I learned FORTRAN (and APL) on an IBM 1130 in high school, then took CS in
college. More FORTRAN/WATFIV on an IBM 360/50 running OS/HASP. Also PL/C and
SNOBOL4 (used for teaching data structures). Took a course in COBOL just for
the heck of it.

Hollerith, baby. And I could whip out a drum card in minutes. (Most of the
other CS students didn't know what a drum card was or why they would want to
use one.)

Pascal? Wasn't he some famous science guy or something?

There was also an old IBM 1620 upstairs that I got hands-on access to. Taught
myself machine language on that baby... it had something like 30 operations,
no user registers, variable word size, and it thought in DECIMAL fer
crissakes. Kingston FORTRAN II was practically FORTRAN IV. Learned to
touch-type 026 codes on an 029 keypunch; I was the only guy who could punch
for either machine on any keypunch in the place. In doing so learned why the
360 languages allowed alternate characters for things like parentheses and
equals signs (so you could submit jobs punched on the 026).

In my second year that came in EXTREMELY handy; with more CS students than
ever, the turnaround on student jobs on the 360 was officially 6 hours.
Minimum. I could write and debug my entire project in a few hours on the
1620,
slap some 360 JCL around it, and pick up the working output the next morning.
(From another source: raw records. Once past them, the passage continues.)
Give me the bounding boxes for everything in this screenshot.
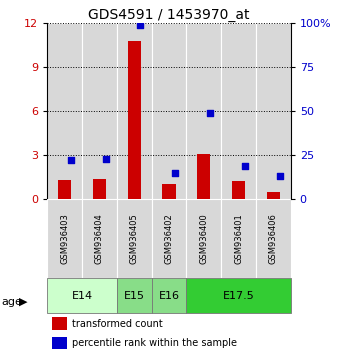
- Text: GSM936403: GSM936403: [60, 213, 69, 264]
- Bar: [152, 23, 186, 199]
- Bar: [82, 199, 117, 278]
- Text: E14: E14: [72, 291, 93, 301]
- Bar: [186, 23, 221, 199]
- Bar: [93, 178, 106, 199]
- Text: GSM936404: GSM936404: [95, 213, 104, 264]
- Bar: [128, 41, 141, 199]
- Text: GSM936402: GSM936402: [165, 213, 173, 264]
- Bar: [52, 337, 67, 349]
- Bar: [47, 23, 82, 199]
- Bar: [197, 154, 210, 199]
- Title: GDS4591 / 1453970_at: GDS4591 / 1453970_at: [88, 8, 250, 22]
- Bar: [267, 192, 280, 199]
- Bar: [47, 278, 117, 314]
- Text: E15: E15: [124, 291, 145, 301]
- Bar: [186, 199, 221, 278]
- Text: GSM936401: GSM936401: [234, 213, 243, 264]
- Bar: [152, 199, 186, 278]
- Bar: [221, 199, 256, 278]
- Bar: [186, 278, 291, 314]
- Bar: [47, 199, 82, 278]
- Point: [68, 158, 74, 163]
- Point: [242, 163, 247, 169]
- Text: transformed count: transformed count: [72, 319, 162, 329]
- Bar: [52, 318, 67, 330]
- Point: [138, 22, 143, 28]
- Text: GSM936406: GSM936406: [269, 213, 278, 264]
- Bar: [117, 23, 152, 199]
- Bar: [221, 23, 256, 199]
- Bar: [117, 199, 152, 278]
- Text: ▶: ▶: [19, 297, 27, 307]
- Bar: [162, 184, 176, 199]
- Text: percentile rank within the sample: percentile rank within the sample: [72, 338, 237, 348]
- Bar: [256, 23, 291, 199]
- Text: GSM936405: GSM936405: [130, 213, 139, 264]
- Text: E16: E16: [159, 291, 179, 301]
- Point: [277, 173, 282, 179]
- Bar: [117, 278, 152, 314]
- Text: GSM936400: GSM936400: [199, 213, 208, 264]
- Bar: [152, 278, 186, 314]
- Bar: [82, 23, 117, 199]
- Text: E17.5: E17.5: [223, 291, 255, 301]
- Bar: [58, 180, 71, 199]
- Point: [207, 110, 213, 116]
- Bar: [256, 199, 291, 278]
- Point: [103, 156, 108, 161]
- Text: age: age: [2, 297, 23, 307]
- Point: [173, 170, 178, 176]
- Bar: [232, 182, 245, 199]
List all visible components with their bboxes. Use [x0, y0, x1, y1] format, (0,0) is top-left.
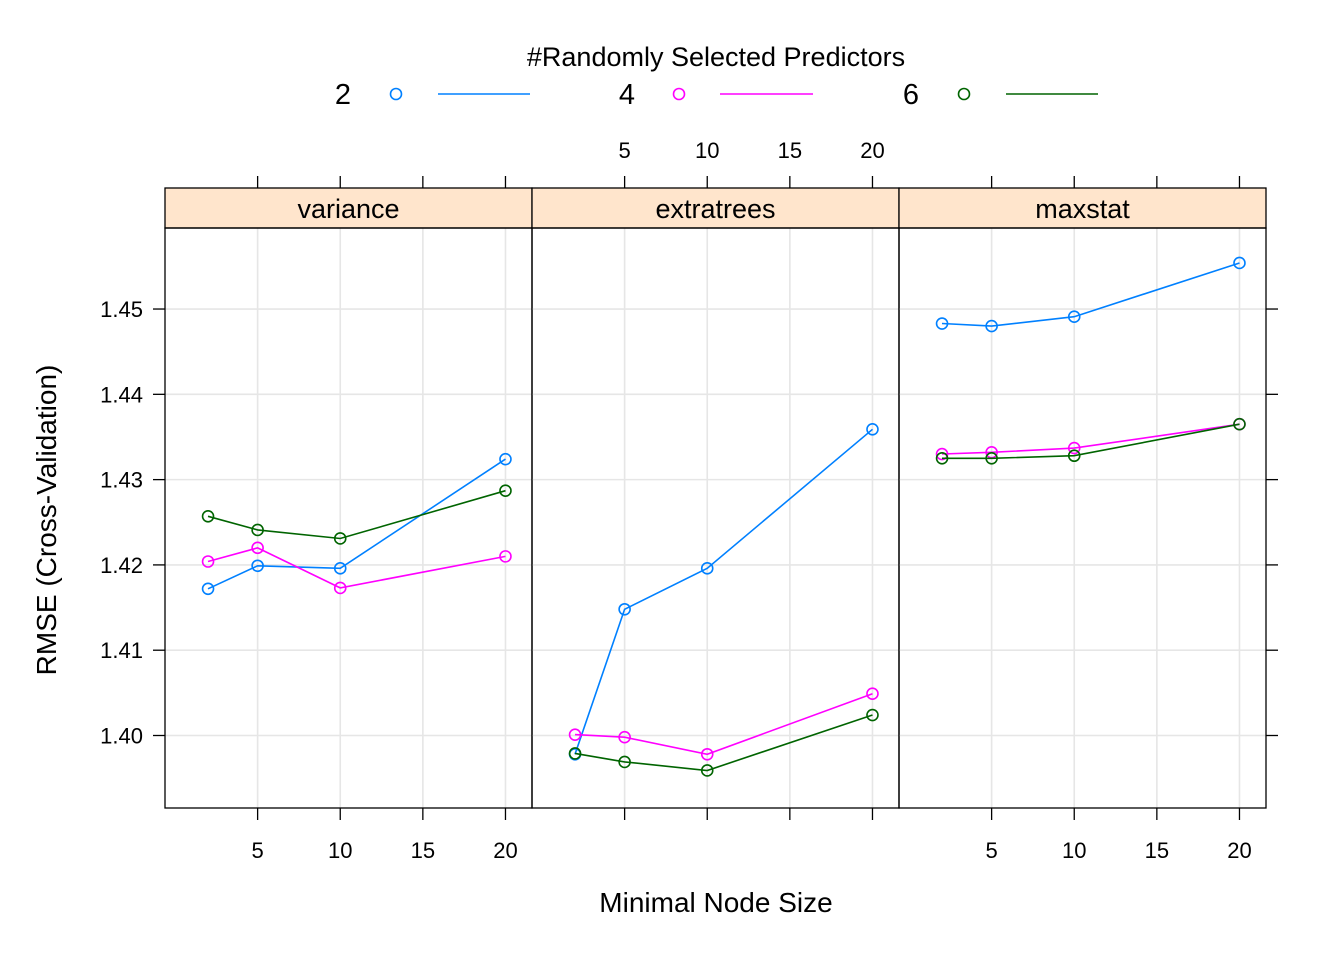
panel-variance: variance 5 10 15 20 — [164, 176, 533, 863]
data-point-variance-4 — [499, 550, 512, 563]
data-point-maxstat-2 — [1067, 310, 1081, 324]
panel-border-maxstat — [898, 227, 1267, 809]
panel-maxstat: maxstat 5 10 15 20 — [898, 176, 1267, 863]
data-point-variance-4 — [201, 555, 215, 568]
x-tick-label: 5 — [985, 838, 997, 863]
data-point-extratrees-6 — [618, 755, 631, 769]
x-tick-label: 15 — [778, 138, 802, 163]
series-line-maxstat-2 — [941, 262, 1240, 327]
y-tick-label: 1.45 — [100, 297, 143, 322]
x-tick-label: 15 — [1145, 838, 1169, 863]
data-point-extratrees-4 — [866, 687, 879, 701]
data-point-maxstat-4 — [935, 447, 949, 461]
x-tick-label: 5 — [251, 838, 263, 863]
data-point-variance-6 — [251, 523, 264, 537]
panels: variance 5 10 15 20 extratrees 5 10 15 20 maxstat 5… — [164, 138, 1267, 863]
data-point-variance-2 — [333, 562, 347, 575]
y-tick-label: 1.44 — [100, 382, 143, 407]
legend-marker-4 — [672, 87, 686, 101]
y-tick-label: 1.42 — [100, 553, 143, 578]
series-line-variance-4 — [207, 547, 506, 589]
panel-border-variance — [164, 227, 533, 809]
data-point-extratrees-4 — [700, 747, 714, 761]
strip-label-extratrees: extratrees — [655, 194, 775, 224]
data-point-extratrees-6 — [700, 764, 714, 777]
x-axis-label: Minimal Node Size — [599, 887, 832, 918]
x-tick-label: 10 — [328, 838, 352, 863]
y-axis-label: RMSE (Cross-Validation) — [31, 365, 62, 676]
data-point-maxstat-2 — [1233, 256, 1246, 270]
x-tick-label: 20 — [493, 838, 517, 863]
x-tick-label: 10 — [1062, 838, 1086, 863]
x-tick-label: 20 — [860, 138, 884, 163]
data-point-variance-6 — [333, 532, 347, 545]
x-tick-label: 10 — [695, 138, 719, 163]
data-point-extratrees-2 — [866, 422, 879, 436]
series-line-extratrees-2 — [574, 428, 874, 755]
series-line-extratrees-4 — [574, 692, 873, 756]
data-point-maxstat-6 — [935, 451, 949, 465]
series-line-extratrees-6 — [574, 714, 873, 772]
data-point-maxstat-6 — [985, 451, 998, 465]
data-point-variance-6 — [499, 484, 512, 498]
data-point-maxstat-6 — [1233, 417, 1246, 431]
series-line-maxstat-4 — [941, 423, 1240, 455]
legend-marker-6 — [957, 87, 971, 101]
strip-label-variance: variance — [297, 194, 399, 224]
strip-label-maxstat: maxstat — [1035, 194, 1130, 224]
data-point-extratrees-4 — [618, 730, 631, 744]
data-point-variance-4 — [333, 581, 347, 595]
data-point-extratrees-2 — [700, 562, 714, 575]
data-point-extratrees-2 — [618, 602, 631, 616]
data-point-maxstat-2 — [935, 317, 949, 330]
x-tick-label: 15 — [411, 838, 435, 863]
data-point-variance-2 — [499, 452, 512, 466]
legend-label-6: 6 — [903, 79, 919, 111]
legend-label-2: 2 — [335, 79, 351, 111]
data-point-maxstat-2 — [985, 319, 998, 333]
strip-maxstat — [898, 187, 1267, 229]
legend-label-4: 4 — [619, 79, 635, 111]
legend-marker-2 — [389, 87, 403, 101]
x-tick-label: 5 — [618, 138, 630, 163]
data-point-variance-2 — [251, 559, 264, 573]
data-point-variance-2 — [201, 582, 215, 596]
data-point-extratrees-6 — [568, 747, 582, 760]
data-point-maxstat-4 — [1067, 441, 1081, 455]
strip-extratrees — [531, 187, 900, 229]
legend-title: #Randomly Selected Predictors — [527, 42, 905, 72]
data-point-variance-4 — [251, 541, 264, 555]
x-tick-label: 20 — [1227, 838, 1251, 863]
y-tick-label: 1.43 — [100, 468, 143, 493]
data-point-maxstat-6 — [1067, 449, 1081, 463]
series-line-variance-6 — [207, 489, 506, 540]
y-tick-label: 1.40 — [100, 724, 143, 749]
data-point-extratrees-4 — [568, 728, 582, 741]
data-point-extratrees-6 — [866, 708, 879, 722]
y-tick-label: 1.41 — [100, 638, 143, 663]
panel-extratrees: extratrees 5 10 15 20 — [531, 138, 900, 820]
series-line-maxstat-6 — [942, 423, 1240, 460]
data-point-variance-6 — [201, 509, 215, 523]
legend: #Randomly Selected Predictors 2 4 6 — [335, 42, 1098, 111]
Wasn't until a few years ago that I learned OOP. Once I got my head around
the
concepts, I fell in love. I find it a useful paradigm for helping me keep
bits
of code separate that should be kept separate, and keeping track of stuff
(like data types) that I shouldn't have to keep track of by hand. My current
set of PIC assembly code looks amazingly OO-like despite the total lack of
direct OO support. Using lots of macros as accessors and I do some data
hiding
by pretending I can't see the data outside the modules. (In embedded systems,
for efficiency, sometimes you just HAVE to do inline code on globals. But I
can pretend they aren't globals by using macros and wearing blinders. :)

Of course, I came into OOP from the bottom up, so I have an appreciation of
the underlying system architecture. (I'm also one of those perverts who
ENJOYS
writing code in assembly. :) And as an experienced embedded systems guy, when
I'm writing code I tend to be fanatical about conserving resources. Though
I'm
much more fanatical about it when my entire environment consists of a 4MHz
RISC processor, 20 bits of I/O, 4K words of ROM, and 96 bytes of RAM than
when
I'm writing code for a desktop computer. :)


---
Sic gorgiamus allos subjectatos nunc.